October 2012 Luncheon – Gordy Ringoen ’60

From 1900 to 1950 (the first fifty years of Sigma Tau) Gordy Ringoen ’60 reports that nearly one third of all Sigma Tau Fijis served in either the First or Second World Wars. From the vast collection of letters and Sigma Tau Service Letters (STSL’s) collected from these two wars, Gordy has compiled the stories of the veterans and their experiences.

Gordy Ringoen '60 holding "Veterans of Sigma Tau WWI and WWII"
Gordy Ringoen ’60 holding “Veterans of Sigma Tau WWI and WWII”

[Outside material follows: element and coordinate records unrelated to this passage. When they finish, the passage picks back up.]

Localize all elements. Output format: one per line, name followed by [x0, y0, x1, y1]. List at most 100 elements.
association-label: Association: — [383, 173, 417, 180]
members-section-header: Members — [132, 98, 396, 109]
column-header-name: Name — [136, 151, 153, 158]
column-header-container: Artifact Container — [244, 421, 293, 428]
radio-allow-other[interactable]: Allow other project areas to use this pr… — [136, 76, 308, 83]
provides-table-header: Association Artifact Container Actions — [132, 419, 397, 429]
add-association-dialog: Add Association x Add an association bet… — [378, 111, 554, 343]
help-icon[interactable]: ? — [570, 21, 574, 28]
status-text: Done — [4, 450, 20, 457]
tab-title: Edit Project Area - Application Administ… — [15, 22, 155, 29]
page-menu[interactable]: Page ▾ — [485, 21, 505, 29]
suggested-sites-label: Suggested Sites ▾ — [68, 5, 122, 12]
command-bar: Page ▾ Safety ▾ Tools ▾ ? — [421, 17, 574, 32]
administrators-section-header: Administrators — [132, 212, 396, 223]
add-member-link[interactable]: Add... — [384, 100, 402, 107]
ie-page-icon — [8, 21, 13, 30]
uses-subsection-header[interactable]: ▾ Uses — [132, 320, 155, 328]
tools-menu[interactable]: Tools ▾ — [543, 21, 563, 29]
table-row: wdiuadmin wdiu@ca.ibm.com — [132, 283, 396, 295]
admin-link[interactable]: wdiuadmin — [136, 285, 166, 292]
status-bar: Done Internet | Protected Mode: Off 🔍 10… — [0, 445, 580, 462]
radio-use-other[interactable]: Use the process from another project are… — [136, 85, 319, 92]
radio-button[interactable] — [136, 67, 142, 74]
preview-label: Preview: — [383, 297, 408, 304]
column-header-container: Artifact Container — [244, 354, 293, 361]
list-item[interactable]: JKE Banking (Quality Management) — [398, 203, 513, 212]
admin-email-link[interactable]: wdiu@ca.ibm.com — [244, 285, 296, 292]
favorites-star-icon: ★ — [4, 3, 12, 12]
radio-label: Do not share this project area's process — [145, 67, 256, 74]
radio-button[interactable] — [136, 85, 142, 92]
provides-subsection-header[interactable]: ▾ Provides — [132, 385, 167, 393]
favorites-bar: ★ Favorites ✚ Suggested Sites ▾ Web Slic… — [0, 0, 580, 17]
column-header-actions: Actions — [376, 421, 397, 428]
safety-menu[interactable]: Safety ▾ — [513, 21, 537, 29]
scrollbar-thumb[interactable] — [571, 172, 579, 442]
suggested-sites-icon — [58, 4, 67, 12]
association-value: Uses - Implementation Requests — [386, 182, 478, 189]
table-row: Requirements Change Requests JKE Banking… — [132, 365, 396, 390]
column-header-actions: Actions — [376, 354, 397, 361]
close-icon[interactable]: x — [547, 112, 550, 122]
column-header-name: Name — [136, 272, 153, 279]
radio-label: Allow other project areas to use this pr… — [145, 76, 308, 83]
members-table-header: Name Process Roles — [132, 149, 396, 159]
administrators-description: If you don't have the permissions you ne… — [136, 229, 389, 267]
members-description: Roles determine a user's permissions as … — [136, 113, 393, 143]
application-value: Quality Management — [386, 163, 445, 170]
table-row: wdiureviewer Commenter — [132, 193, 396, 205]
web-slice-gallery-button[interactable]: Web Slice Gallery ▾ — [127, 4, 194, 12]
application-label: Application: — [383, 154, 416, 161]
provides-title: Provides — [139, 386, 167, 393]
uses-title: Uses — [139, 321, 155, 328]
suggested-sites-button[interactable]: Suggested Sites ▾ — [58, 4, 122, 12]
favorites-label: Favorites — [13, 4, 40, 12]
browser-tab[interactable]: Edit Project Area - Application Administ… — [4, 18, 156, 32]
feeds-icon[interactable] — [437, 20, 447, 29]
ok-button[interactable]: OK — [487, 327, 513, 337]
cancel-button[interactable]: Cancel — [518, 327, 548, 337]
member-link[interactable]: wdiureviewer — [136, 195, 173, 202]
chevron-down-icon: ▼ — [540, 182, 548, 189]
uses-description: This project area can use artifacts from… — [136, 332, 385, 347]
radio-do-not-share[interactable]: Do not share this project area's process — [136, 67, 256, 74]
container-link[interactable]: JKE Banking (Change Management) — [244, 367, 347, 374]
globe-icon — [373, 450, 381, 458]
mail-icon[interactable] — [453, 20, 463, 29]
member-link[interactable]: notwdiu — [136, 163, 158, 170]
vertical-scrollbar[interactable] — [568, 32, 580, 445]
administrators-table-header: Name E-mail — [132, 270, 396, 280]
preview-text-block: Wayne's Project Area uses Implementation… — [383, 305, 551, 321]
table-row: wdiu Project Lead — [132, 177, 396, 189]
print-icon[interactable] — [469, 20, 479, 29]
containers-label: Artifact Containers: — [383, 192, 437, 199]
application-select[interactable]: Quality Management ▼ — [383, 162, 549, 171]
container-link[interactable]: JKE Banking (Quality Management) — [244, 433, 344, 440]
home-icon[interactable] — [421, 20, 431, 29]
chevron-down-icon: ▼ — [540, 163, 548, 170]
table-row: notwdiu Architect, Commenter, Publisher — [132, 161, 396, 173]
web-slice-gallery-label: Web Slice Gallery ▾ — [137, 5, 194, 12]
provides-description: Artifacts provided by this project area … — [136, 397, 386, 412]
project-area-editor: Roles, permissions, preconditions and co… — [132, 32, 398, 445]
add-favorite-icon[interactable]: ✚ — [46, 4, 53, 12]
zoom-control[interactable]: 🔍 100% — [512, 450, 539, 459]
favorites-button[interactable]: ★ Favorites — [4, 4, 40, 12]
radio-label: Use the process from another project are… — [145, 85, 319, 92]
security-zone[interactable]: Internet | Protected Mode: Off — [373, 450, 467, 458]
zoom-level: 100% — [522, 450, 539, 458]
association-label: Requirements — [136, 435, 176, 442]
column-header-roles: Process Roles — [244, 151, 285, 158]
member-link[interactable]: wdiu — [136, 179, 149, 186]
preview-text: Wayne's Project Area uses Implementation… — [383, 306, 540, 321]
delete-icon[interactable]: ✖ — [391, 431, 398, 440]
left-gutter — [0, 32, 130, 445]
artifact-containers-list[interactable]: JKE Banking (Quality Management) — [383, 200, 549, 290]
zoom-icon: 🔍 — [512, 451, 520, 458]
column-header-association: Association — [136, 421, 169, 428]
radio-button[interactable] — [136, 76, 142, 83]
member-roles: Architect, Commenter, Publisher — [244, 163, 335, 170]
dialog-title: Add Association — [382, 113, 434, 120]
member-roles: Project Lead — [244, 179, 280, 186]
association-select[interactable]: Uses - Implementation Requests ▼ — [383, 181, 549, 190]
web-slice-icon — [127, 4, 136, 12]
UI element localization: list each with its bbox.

Graduating in the Class of 1960, Gordy went on to serve as an officer in the U.S. Army. Then he followed a path of varied business career and entrepreneurial activities in a variety of industries including computers, electronics, finance, radio, oil services, consulting, and investment management. In the past decade, Gordy has taught classes in Ethics and Management at the Foster Business School and guest lectured in Management, Marketing, Sales, and Finance. Today, Gordy describes himself with a bit of tongue-in-cheek as “Have been unemployed and unemployable for more than 15 years”.

Gordy authored two books for the benefit of our fraternity and Sigma Tau.

SIGMA TAU CHAPTER
OF
PHI GAMMA DELTA FRATERNITY
1900-1960

and

VETERANS OF SIGMA TAU
PHI GAMMA DELTA
WORLD WAR I AND WORLD WAR II

gordy pic

Gordy brings to his authoring activities a wide-ranging intellect complimented with deep business experiences that contribute much to everything that he tackles….including authoring histories of Sigma Tau. At the October luncheon, Gordy shared stories, because his observations about the two books are that beyond the facts, the “stories effect us”. Gordy’s comments focused on “What did they feel?” and “What did they think?”

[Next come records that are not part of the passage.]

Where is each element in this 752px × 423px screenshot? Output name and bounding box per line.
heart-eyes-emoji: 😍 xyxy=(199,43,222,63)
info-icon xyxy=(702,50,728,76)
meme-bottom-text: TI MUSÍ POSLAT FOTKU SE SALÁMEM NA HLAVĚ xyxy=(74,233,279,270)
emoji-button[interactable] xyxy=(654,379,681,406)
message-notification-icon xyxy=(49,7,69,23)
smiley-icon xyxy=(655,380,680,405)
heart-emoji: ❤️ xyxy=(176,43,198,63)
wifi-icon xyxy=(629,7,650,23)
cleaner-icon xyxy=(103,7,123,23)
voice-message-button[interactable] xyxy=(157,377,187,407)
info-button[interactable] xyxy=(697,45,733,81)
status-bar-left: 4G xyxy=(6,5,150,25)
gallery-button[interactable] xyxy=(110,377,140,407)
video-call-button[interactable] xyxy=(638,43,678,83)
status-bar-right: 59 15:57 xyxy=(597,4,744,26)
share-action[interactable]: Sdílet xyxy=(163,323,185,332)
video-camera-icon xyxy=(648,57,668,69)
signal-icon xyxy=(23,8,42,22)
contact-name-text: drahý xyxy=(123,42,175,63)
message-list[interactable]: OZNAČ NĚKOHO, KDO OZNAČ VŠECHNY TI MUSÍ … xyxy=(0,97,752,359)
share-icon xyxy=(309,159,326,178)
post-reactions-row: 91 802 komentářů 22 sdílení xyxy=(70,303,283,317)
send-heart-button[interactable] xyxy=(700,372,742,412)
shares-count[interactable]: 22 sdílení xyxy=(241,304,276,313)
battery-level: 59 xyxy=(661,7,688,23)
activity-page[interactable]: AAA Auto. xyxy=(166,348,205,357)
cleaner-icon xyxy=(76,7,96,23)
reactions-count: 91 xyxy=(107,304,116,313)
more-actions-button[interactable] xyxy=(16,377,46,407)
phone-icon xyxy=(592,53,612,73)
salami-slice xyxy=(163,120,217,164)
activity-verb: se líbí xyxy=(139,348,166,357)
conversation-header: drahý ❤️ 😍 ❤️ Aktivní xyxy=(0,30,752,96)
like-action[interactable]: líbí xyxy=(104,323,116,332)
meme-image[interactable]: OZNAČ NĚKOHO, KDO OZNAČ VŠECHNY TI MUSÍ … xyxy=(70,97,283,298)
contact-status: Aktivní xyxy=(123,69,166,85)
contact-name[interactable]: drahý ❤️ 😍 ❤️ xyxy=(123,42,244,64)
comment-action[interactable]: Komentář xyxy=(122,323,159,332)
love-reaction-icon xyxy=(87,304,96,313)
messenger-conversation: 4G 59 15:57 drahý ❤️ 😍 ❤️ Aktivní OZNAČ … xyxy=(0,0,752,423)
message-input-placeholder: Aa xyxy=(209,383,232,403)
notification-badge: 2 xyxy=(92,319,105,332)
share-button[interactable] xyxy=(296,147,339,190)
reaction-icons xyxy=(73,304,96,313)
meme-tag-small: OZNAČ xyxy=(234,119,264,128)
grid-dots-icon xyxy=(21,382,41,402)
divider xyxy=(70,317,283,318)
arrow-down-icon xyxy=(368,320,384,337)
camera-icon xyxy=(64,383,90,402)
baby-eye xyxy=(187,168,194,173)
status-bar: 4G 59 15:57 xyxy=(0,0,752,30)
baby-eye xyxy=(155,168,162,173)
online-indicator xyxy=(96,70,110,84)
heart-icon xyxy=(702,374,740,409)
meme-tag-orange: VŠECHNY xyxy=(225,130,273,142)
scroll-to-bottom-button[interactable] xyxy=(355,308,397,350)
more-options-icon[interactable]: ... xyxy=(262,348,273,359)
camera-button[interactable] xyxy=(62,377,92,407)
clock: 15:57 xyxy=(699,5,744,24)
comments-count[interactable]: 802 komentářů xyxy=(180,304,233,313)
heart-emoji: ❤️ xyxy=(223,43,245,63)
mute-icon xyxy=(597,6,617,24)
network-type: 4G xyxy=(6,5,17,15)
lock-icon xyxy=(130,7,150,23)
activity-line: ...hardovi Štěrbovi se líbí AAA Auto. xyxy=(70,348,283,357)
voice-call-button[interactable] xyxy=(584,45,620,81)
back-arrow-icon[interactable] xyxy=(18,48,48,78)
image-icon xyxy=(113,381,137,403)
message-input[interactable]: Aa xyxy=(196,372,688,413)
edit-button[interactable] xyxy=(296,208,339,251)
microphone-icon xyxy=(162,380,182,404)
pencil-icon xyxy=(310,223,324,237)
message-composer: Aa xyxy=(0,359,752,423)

A summary of Gordy’s comments: “It’s the story — not the weeks, the months, the years of war. The book “Veterans of Sigma Tau” offers the stories of Fiji veterans who answered our nation’s call. It’s their lives, their families back home, and their actions in their theaters of war.”

The luncheon was fortunate to have a table of 1946ers attending, so Gordy’s comments rang true as he discussed the history of the fraternity’s veterans.